Neurologically: nicotine increases your memory and I’d guess that applies to dream recall. On the other hand, it might be that nicotine, like caffeine, disturbs your sleep cycle in such a way that its beneficial effects to memory are negatively compensated by the damage it does to your sleep and dreams. It all depends on how much you smoke and at what times, and since I’m no doctor and this is all guesswork, I’ll stop here. If you feel it’s influencing negatively, try stopping P) or smoking the last cigarette way earlier than the time you go to bed (stop smoking about two hours before sleep) so that you can see how it works for you when you’re not under influence.
Also, many of the other components of cigarettes and nicotine itself are chemically addictive, so as Moogle pointed out you will probably wake up thinking about the first cigarette (although that’s not necessarily so).
Physiologically: if said you smoke, so you probably know how awful waking up can be to a smoker—as soon as you stand, you start coughing that gross dark mucus and it gets hard to concentrate in remembering anything.
Warning: gross fact of the day under the spoiler. Read it on your own risk.
[spoiler]This is due to the fact that there’s an involuntary movement in the trachea that pushes the mucus up the trachea and down your esophagus so that it won’t pile up inside your lungs. As it happens, nicotine stops that pushing movement, so the mucus slides down to the lung. When you sleep, that mucus solidifies because you’re in a still position, so when you wake up, that lot of dark solid mucus breaks into particles that go to your bronchi and make you choke. The mucus is dark because of the tar it was supposed to protect your lungs from.
By the way, I haven’t heard of anyone who died because of mucus on the lungs because of smoking (people die of mucus on the lungs, sure, but because of a genetic disease; what I’m saying is—as far as I’m aware of, smoking won’t get you in such a serious situation), so you will probably not be the first to die of that, the worst that can (and will) happen is that your lung capacity will be reduced, but when you start smoking you are aware of that, so no news here. Just don’t worry about choking to death or anything, that’s hardly the case here. [/spoiler]
Thus, whenever you smoke before going to sleep, you will have the smoker’s cough when you wake up, and it’s seriously hard to focus on dream or anything else when you’re choking and coughing like that.

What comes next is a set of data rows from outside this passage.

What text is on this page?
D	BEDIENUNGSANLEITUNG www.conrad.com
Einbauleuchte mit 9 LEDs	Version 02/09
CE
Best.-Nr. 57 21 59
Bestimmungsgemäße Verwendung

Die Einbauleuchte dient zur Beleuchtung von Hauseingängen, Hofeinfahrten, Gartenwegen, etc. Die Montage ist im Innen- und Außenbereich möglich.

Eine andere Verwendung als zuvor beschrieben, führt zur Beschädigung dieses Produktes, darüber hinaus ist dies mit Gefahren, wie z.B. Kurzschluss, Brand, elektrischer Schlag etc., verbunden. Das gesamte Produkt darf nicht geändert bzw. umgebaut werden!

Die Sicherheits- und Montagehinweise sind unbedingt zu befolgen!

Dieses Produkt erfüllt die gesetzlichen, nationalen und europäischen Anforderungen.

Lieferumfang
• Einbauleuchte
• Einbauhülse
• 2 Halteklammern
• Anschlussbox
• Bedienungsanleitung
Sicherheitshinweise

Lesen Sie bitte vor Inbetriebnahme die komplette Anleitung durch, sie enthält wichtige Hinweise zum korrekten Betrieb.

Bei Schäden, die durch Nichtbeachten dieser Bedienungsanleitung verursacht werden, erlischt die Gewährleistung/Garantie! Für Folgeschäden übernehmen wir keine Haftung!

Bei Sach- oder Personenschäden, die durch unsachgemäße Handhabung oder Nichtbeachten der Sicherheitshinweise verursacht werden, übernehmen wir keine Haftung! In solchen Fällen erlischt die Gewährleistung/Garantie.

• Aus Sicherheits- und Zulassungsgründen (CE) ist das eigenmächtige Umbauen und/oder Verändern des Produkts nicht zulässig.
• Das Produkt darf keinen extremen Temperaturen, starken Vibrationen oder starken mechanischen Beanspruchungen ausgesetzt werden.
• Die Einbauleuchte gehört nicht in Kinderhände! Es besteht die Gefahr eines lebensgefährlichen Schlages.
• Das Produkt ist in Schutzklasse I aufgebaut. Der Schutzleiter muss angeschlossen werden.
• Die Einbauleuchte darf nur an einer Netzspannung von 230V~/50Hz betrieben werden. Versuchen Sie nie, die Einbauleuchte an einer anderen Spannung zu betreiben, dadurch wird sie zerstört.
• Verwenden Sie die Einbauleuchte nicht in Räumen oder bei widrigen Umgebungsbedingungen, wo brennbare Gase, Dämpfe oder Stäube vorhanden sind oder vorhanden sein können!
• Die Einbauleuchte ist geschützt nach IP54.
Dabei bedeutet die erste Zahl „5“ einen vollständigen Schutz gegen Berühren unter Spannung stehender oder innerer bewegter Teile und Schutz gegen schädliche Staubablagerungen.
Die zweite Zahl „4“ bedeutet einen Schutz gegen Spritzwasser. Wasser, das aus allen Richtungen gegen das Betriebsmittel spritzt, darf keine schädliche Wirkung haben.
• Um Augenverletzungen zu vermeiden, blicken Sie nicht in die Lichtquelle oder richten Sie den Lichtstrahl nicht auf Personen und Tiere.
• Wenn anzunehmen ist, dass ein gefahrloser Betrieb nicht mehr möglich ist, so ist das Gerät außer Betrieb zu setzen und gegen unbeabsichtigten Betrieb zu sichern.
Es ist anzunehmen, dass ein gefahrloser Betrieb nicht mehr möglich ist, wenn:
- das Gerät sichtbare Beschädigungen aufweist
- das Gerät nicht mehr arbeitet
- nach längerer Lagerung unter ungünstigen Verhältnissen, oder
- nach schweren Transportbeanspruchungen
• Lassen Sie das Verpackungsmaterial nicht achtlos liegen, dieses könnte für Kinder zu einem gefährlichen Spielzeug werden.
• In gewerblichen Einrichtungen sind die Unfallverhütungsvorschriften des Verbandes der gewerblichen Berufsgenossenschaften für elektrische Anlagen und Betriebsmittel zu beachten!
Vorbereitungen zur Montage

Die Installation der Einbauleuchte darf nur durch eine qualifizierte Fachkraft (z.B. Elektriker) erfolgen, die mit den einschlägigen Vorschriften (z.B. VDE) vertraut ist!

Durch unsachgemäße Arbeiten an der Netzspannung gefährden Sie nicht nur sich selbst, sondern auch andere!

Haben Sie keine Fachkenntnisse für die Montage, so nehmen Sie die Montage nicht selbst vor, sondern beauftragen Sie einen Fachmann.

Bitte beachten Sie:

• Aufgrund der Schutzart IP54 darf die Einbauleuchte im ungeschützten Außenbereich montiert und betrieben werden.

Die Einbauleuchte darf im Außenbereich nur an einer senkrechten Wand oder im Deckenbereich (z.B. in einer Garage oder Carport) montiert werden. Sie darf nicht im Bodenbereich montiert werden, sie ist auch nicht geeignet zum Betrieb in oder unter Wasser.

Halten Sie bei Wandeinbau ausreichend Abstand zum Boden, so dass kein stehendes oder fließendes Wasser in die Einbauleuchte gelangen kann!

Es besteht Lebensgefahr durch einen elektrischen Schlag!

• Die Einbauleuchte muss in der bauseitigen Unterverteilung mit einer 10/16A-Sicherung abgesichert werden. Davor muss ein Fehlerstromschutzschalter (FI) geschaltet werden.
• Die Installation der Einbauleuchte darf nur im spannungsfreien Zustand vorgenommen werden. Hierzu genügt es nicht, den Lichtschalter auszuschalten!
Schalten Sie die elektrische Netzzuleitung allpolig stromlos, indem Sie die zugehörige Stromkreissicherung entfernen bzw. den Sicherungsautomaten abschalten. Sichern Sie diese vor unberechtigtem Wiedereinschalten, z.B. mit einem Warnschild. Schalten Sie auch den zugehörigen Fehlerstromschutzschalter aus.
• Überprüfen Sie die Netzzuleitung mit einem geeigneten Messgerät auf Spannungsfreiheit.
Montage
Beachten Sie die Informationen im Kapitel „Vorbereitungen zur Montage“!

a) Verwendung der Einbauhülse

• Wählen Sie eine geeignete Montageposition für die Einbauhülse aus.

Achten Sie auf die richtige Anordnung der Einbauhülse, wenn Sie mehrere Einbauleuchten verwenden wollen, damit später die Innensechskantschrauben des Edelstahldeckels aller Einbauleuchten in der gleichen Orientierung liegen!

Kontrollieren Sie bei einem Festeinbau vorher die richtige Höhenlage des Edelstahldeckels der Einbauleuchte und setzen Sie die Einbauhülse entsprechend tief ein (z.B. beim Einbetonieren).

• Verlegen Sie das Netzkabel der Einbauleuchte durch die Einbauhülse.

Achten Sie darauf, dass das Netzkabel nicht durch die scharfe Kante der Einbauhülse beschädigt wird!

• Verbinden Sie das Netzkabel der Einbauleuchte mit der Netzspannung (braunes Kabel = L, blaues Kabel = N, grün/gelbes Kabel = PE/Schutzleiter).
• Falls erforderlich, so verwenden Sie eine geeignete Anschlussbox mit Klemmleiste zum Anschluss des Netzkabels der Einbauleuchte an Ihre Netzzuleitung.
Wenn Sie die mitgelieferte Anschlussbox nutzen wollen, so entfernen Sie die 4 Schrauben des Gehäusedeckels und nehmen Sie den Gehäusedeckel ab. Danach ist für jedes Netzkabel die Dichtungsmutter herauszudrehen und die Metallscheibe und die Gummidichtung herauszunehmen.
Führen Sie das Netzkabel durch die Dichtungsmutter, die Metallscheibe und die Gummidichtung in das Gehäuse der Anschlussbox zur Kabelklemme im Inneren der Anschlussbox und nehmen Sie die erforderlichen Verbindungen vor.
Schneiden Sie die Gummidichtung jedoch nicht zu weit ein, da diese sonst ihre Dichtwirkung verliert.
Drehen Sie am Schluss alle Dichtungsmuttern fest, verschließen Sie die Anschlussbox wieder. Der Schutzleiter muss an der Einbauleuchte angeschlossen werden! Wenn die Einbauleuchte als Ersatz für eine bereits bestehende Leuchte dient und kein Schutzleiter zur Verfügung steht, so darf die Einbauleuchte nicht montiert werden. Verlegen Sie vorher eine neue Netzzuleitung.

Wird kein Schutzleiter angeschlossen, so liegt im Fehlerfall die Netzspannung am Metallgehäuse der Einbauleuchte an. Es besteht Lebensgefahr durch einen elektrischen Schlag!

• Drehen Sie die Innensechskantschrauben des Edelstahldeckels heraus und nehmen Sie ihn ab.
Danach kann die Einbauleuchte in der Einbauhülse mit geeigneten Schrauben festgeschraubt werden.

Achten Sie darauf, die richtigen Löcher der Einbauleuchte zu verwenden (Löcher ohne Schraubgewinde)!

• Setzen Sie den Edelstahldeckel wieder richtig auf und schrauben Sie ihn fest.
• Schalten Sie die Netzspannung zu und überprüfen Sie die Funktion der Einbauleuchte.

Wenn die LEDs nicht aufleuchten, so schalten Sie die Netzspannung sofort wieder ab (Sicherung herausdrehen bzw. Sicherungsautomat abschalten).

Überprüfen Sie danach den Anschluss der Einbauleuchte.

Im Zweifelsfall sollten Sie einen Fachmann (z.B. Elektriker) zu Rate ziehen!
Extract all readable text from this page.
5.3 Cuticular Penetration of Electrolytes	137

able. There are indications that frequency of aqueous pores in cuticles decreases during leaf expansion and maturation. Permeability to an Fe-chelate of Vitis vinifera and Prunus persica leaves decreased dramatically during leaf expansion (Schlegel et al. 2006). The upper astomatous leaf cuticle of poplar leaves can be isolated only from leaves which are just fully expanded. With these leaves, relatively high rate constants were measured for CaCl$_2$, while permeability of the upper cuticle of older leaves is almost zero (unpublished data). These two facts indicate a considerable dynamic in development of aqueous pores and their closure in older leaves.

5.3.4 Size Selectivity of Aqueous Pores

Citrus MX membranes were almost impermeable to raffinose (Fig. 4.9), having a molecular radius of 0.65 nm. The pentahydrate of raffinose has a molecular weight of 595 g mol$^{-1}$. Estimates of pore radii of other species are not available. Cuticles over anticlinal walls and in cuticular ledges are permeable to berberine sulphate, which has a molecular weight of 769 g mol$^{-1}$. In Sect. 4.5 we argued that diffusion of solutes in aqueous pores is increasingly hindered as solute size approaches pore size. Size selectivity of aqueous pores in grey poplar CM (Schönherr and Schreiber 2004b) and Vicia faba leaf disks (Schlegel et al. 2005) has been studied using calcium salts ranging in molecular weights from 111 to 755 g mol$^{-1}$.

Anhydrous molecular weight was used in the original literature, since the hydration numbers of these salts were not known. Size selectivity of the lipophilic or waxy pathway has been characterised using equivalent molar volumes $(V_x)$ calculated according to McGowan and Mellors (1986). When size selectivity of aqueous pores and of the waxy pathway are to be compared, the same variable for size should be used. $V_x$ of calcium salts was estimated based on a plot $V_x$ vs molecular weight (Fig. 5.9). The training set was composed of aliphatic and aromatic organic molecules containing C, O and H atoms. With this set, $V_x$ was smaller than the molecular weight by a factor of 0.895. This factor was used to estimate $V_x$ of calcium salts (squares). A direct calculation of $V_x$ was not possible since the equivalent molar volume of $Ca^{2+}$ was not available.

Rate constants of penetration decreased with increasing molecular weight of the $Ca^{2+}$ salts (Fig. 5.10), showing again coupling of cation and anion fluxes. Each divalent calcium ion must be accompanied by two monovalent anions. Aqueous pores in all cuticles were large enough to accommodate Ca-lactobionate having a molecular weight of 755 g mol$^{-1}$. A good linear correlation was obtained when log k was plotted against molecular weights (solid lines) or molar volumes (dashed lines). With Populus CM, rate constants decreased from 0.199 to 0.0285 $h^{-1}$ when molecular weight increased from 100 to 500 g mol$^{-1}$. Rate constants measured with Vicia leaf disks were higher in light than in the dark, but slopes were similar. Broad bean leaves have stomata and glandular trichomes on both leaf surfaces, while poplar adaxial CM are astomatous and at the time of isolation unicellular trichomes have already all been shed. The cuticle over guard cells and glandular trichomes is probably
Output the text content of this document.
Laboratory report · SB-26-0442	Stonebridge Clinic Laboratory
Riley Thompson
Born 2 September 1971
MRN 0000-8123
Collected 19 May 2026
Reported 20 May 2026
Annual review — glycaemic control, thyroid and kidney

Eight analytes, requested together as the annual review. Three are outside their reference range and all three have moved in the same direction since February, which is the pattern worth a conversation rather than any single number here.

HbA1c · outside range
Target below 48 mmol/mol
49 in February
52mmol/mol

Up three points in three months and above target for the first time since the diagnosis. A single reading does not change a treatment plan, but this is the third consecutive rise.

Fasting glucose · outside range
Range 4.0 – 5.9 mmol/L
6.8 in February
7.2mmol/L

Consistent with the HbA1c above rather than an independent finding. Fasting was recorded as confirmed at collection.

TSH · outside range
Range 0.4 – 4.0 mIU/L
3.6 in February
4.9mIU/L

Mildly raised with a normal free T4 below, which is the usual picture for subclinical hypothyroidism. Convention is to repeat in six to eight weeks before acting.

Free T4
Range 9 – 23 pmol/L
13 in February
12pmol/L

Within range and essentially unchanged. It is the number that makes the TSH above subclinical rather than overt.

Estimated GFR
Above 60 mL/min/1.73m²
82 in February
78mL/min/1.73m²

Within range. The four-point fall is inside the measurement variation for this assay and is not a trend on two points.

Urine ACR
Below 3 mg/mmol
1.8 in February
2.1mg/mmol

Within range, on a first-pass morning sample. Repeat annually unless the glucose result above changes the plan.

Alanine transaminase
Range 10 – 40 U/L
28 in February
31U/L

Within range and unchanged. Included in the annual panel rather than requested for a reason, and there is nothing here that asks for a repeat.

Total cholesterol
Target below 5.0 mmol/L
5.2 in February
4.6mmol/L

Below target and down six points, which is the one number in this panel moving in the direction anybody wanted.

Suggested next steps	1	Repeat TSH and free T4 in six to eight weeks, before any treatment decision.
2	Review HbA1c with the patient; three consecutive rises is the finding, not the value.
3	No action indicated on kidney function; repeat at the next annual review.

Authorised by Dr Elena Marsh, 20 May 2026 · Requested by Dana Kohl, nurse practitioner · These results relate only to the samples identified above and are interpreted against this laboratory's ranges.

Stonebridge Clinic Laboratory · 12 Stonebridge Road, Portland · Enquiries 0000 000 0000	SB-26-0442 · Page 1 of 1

You said your recall has been sleeping and you’re worried it could be tobacco. All I did here was pull plausible explanations. It is possible, though, that the bad recall is not due to tobacco—if it was, I gave you the possible causes, but I’m no doctor or researcher so I can’t tell you for sure if that’s why your recall has been slipping.
I told you to try smoking the last cigarette earlier. What I said nicotine does, in the spoiler, only wears off about five hours after you smoked the last one (it actually won’t wear off completely for over a day, but the movement comes back after five hours and slowly gets to it’s normal pace again), so you won’t get rid of the physiological thing unless you completely stop smoking at least five and a half hours before you go to bed and in that case you might as well stop completely.
The neurological causes, on the other hand, you might get rid of by smoking the last cigarette about two hours before sleep, which is something more realistic to a smoker’s point of view and something I strongly recommend you to experiment with.